Im A Monster Poem by Jenny Anderson

Im A Monster



How is it that me...one girl can cause so much damage to you.
Your only one guy. I know.
But why do i do things that I dont even know I do.
And yet your still here.
Plus your silent, you have considered going with days on end not talking to me.
One thing I cant imagine is not having you there.
But why should I think even for one moment that someone would actually be there for me like that.
Its just another false hope I give myself.
Another intention I didnt decide on.
Why isnt my subconsious good?
Sending horrible brain waves through me.
Forcing me to see the hurt I have caused.

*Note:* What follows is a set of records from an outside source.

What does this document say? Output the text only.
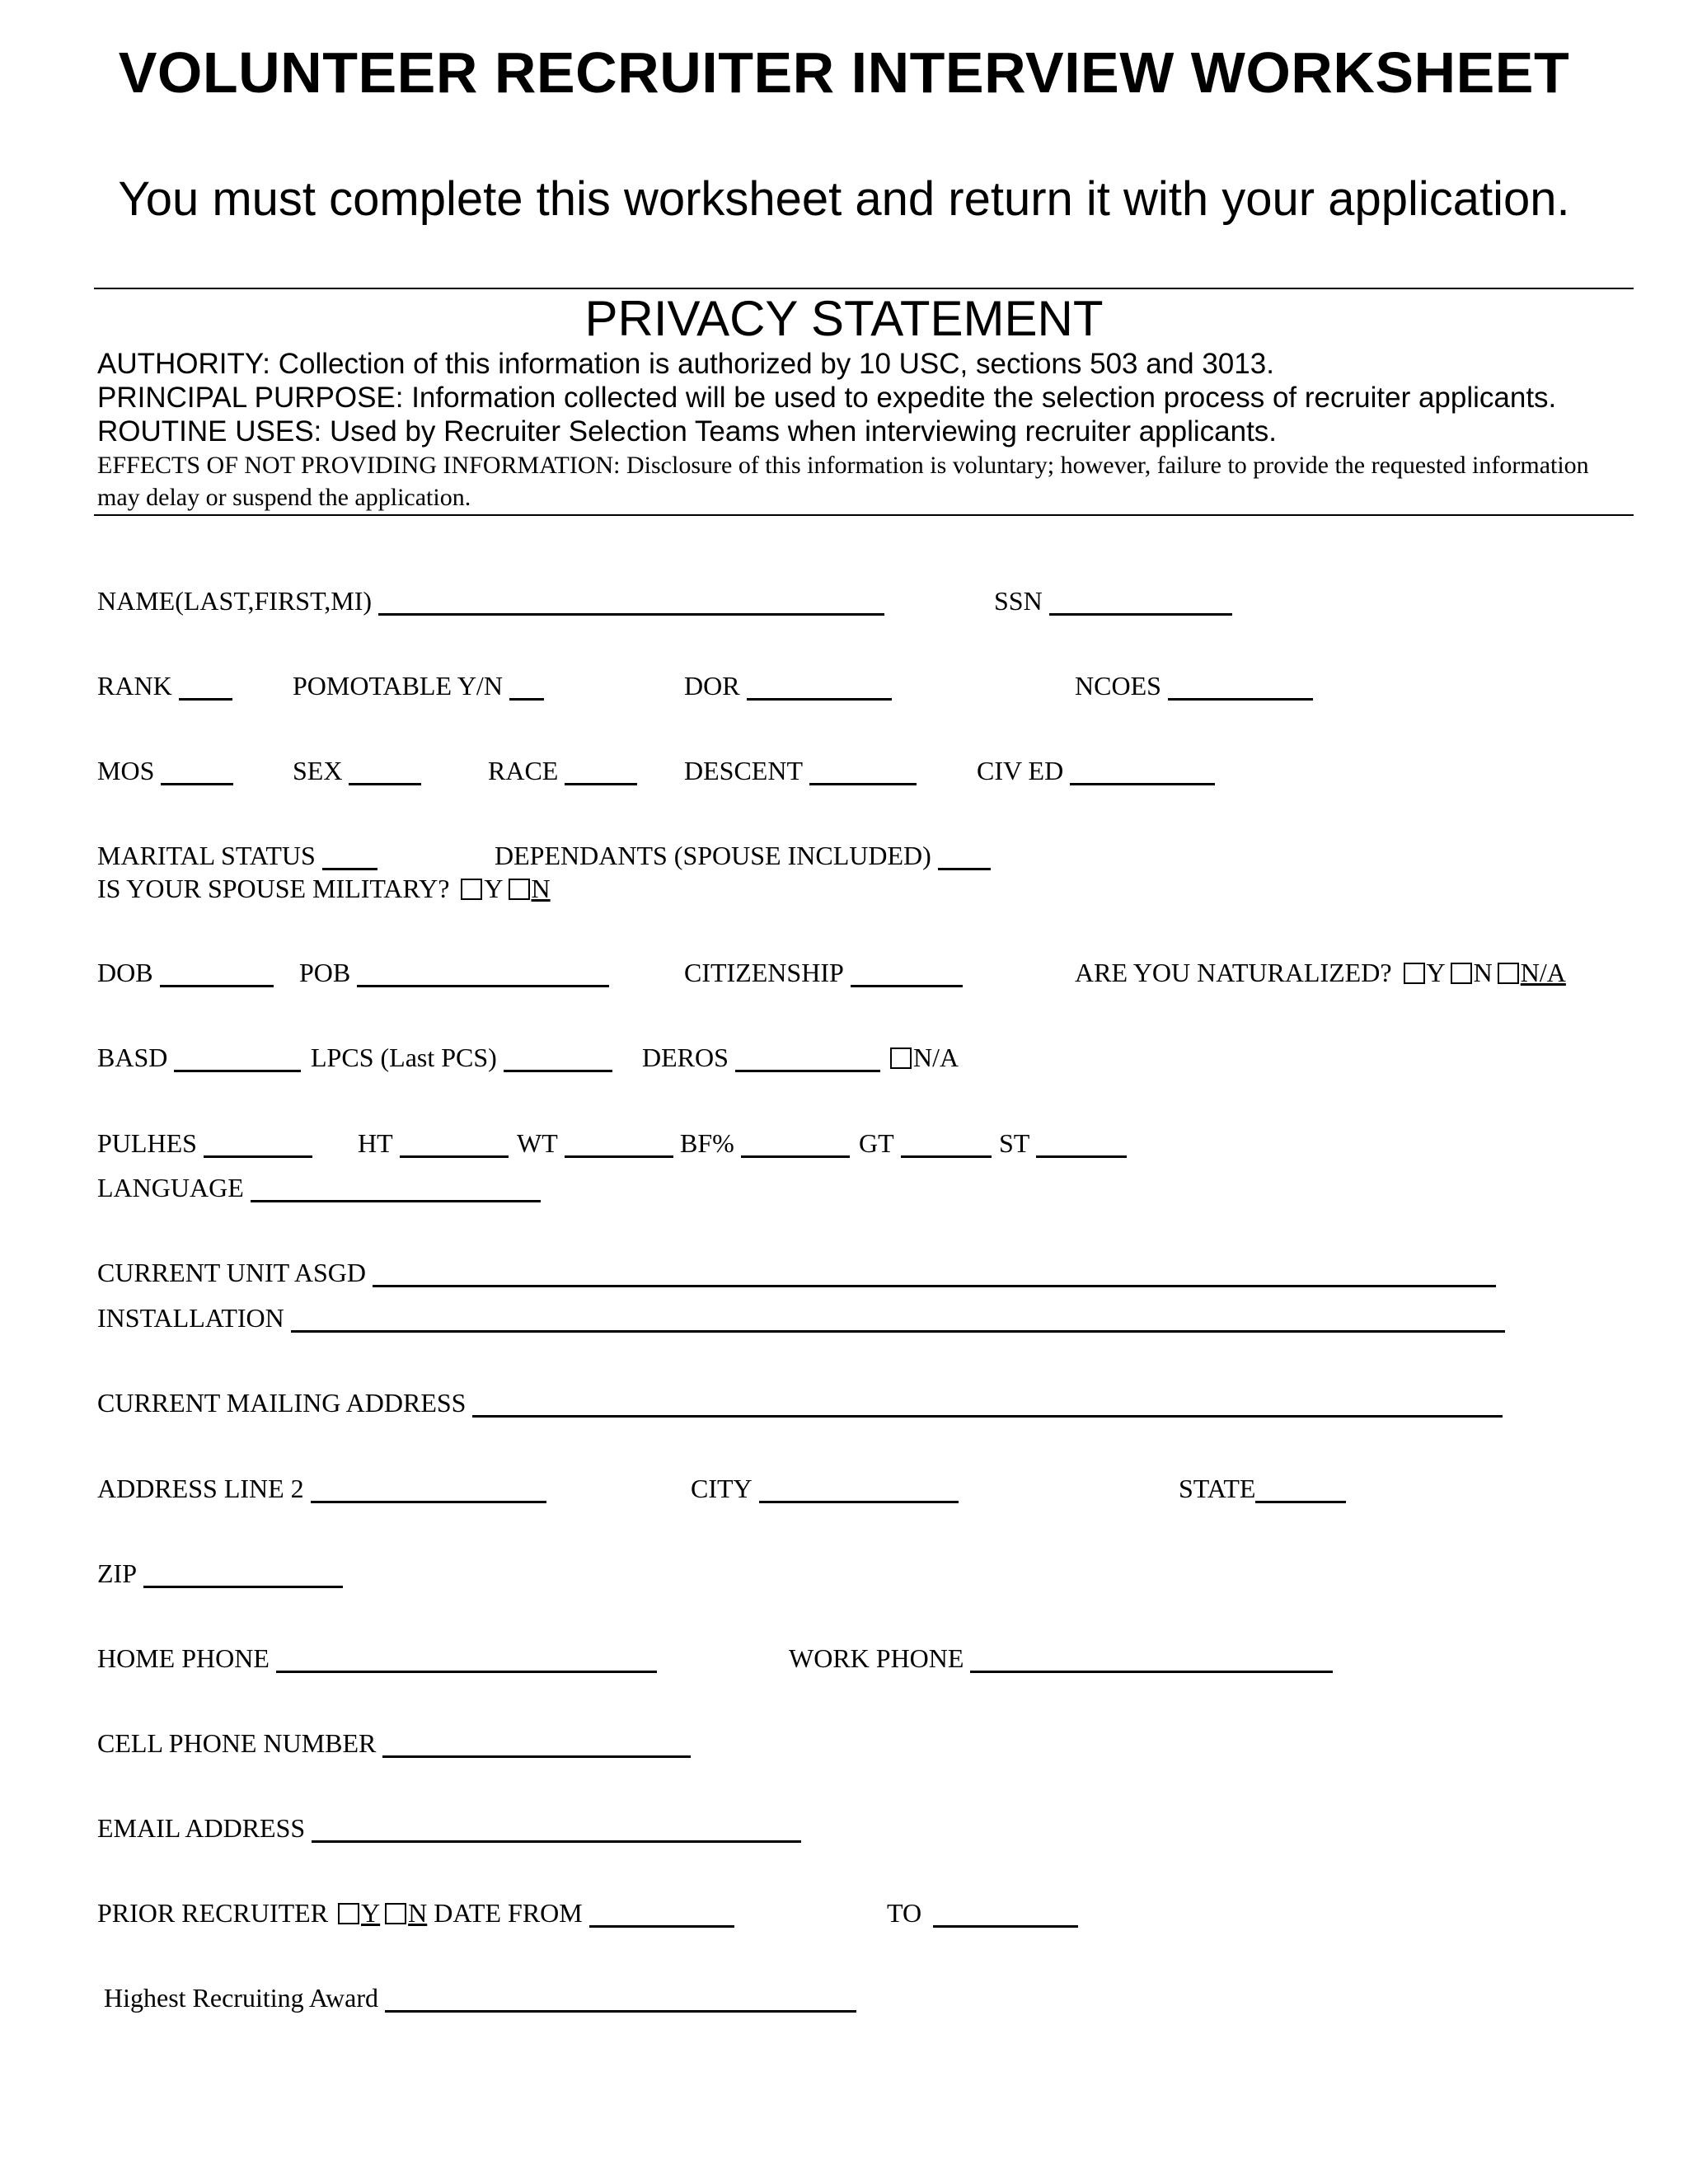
VOLUNTEER RECRUITER INTERVIEW WORKSHEET
You must complete this worksheet and return it with your application.
PRIVACY STATEMENT
AUTHORITY: Collection of this information is authorized by 10 USC, sections 503 and 3013.
PRINCIPAL PURPOSE: Information collected will be used to expedite the selection process of recruiter applicants.
ROUTINE USES: Used by Recruiter Selection Teams when interviewing recruiter applicants.
EFFECTS OF NOT PROVIDING INFORMATION: Disclosure of this information is voluntary; however, failure to provide the requested information may delay or suspend the application.
NAME(LAST,FIRST,MI)	SSN
RANK	POMOTABLE Y/N	DOR	NCOES
MOS	SEX	RACE	DESCENT	CIV ED
MARITAL STATUS	DEPENDANTS (SPOUSE INCLUDED)
IS YOUR SPOUSE MILITARY? Y N
DOB	POB	CITIZENSHIP	ARE YOU NATURALIZED? Y N N/A
BASD	LPCS (Last PCS)	DEROS	N/A
PULHES	HT	WT	BF%	GT	ST
LANGUAGE
CURRENT UNIT ASGD
INSTALLATION
CURRENT MAILING ADDRESS
ADDRESS LINE 2	CITY	STATE
ZIP
HOME PHONE	WORK PHONE
CELL PHONE NUMBER
EMAIL ADDRESS
PRIOR RECRUITER Y N DATE FROM	TO
Highest Recruiting Award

It seems to haunt me with everything.
Ive hurt so many. What do I do when im left alone?
Take the lighter to my wrist another time?
Overdose with the pills?
Take a knife and do more than accidently getting my hand?
I tell you now these arent suicidal thoughts just thinking out loud.
You know weighing out all the possibilities.
I dont think anyone would care if I was gone.
Maybe later on they would come to relize im gone and miss me a little.
But hey there goes me giving myself false hope again.
What the heck? Ugh, im done.
Just remember everyone that ive hurt unintentionally or have hurt period, I love you.
I just have problems showing that.
Dont take it to heart cause I mean nothing by it.